Menurut David, rencana terbaru ini, Sido Muncul memproyeksikan pembelian sekitar 103.703.000 lembar saham, atau setara 0,35% dari total saham yang beredar dengan perkiraan dana Rp56 miliar.
Perseroan, tutur David, membatasi harga pembelian kembali saham hingga maksimal Rp 760 per saham dengan tetap memenuhi ketentuan Peraturan Otoritas Jasa Keuangan (POJK) Nomor 29 Tahun 2023.
Langkah perpanjangan ini menjadi yang kedua kalinya dilakukan Sido Muncul sejak pertama kali mengumumkan program buyback pada Maret 2025. Saat itu, perusahaan mengalokasikan dana hingga Rp300 miliar dan menjadwalkan periode buyback dari Maret hingga Juni 2025 tanpa melalui RUPS.
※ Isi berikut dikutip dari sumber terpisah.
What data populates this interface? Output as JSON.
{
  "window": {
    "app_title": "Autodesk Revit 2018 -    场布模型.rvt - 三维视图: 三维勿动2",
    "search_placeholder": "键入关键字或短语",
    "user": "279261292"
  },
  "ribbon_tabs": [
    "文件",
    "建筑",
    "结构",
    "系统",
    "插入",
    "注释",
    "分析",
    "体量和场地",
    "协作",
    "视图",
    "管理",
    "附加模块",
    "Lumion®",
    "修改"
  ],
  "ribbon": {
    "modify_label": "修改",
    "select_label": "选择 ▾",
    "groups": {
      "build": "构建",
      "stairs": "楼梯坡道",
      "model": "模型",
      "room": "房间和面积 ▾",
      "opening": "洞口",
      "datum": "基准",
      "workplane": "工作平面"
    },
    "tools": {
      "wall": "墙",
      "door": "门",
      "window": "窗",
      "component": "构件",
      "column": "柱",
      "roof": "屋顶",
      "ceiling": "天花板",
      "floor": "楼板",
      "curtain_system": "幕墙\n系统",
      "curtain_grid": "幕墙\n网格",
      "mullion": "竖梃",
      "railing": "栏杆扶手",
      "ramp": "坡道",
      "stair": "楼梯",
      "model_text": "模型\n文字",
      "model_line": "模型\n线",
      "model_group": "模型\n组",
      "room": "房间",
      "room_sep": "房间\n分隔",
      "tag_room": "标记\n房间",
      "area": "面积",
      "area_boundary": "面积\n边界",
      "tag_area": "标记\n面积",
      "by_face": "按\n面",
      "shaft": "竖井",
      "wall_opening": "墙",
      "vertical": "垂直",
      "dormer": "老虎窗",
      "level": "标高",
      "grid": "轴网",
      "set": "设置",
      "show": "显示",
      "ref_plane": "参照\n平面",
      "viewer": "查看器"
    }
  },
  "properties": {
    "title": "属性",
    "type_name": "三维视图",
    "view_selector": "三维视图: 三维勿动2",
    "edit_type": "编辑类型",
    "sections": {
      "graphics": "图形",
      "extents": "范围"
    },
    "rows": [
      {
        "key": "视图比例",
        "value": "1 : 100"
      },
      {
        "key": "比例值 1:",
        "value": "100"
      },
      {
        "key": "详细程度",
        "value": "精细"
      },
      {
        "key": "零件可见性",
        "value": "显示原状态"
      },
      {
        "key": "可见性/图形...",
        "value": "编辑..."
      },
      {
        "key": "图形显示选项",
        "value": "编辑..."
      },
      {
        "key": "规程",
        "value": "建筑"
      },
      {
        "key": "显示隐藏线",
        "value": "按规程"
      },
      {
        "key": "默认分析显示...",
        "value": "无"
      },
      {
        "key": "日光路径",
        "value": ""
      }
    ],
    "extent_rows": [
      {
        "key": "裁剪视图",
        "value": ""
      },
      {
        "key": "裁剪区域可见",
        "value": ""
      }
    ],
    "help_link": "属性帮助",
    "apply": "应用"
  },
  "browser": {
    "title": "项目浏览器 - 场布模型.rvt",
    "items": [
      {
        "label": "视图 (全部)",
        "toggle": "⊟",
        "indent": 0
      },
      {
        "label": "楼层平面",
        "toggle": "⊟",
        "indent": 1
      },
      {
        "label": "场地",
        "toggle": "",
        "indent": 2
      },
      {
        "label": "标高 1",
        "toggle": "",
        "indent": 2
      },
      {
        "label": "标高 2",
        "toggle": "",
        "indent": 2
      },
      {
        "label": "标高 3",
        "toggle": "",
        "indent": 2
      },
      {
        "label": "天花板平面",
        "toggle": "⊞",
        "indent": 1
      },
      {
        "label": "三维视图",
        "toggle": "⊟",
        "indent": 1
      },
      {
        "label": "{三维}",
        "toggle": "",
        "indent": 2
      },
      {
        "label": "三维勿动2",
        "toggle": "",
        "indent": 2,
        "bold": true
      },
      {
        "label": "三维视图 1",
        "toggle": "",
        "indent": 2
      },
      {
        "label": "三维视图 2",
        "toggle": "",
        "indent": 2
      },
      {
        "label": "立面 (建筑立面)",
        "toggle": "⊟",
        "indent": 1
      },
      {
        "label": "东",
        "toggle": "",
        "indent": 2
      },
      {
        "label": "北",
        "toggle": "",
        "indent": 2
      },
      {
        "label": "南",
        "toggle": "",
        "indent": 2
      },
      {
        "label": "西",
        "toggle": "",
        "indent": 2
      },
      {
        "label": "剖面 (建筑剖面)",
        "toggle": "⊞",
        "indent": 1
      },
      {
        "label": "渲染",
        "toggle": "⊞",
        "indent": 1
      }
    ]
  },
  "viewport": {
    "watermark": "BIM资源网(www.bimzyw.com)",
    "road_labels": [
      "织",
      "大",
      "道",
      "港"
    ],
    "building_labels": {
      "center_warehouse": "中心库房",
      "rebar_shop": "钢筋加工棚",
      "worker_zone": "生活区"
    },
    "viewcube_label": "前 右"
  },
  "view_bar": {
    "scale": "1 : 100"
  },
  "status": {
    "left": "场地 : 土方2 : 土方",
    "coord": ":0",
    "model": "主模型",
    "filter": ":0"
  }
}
“Dengan langkah ini, perusahaan berharap dapat menjaga stabilitas harga saham di tengah fluktuasi pasar, sekaligus meningkatkan nilai bagi para pemegang saham,” ujar David, Selasa (23/9).
Merujuk keterbukaan informasi di Bursa Efek Indonesia (BEI), dana itu merupakan sisa biaya atas pembelian kembali saham yang telah dilakukan pada 20 Maret 2025 dan 20 Juni 2025, dan tidak termasuk biaya perantara perdagangan efek serta biaya lainnya.
Saham yang telah dibeli kembali tidak dapat digunakan untuk mengeluarkan suara di dalam Rapat Umum Pemegang Saham (RUPS) dan tidak memperhitungkan dalam menentukan jumlah kuorum. Saham-saham tersebut juga tidak berhak mendapatkan pembagian dividen.
Manajemen perusahaan juga akan menyimpan saham yang telah dibeli kembali sebagai saham treasuri. Langkah ini memungkinkan perusahaan untuk mengalihkan saham yang telah di-buyback setelah 30 hari sejak pembelian kembali saham.
David menambahkan, pembiayaan atas pembelian kembali saham tidak akan berdampak signifikan pada penurunan pendapatan perseroan, mengingat sampai saat ini perseroan masih memiliki modal kerja dan arus kas yang memadai untuk operasional perseroan.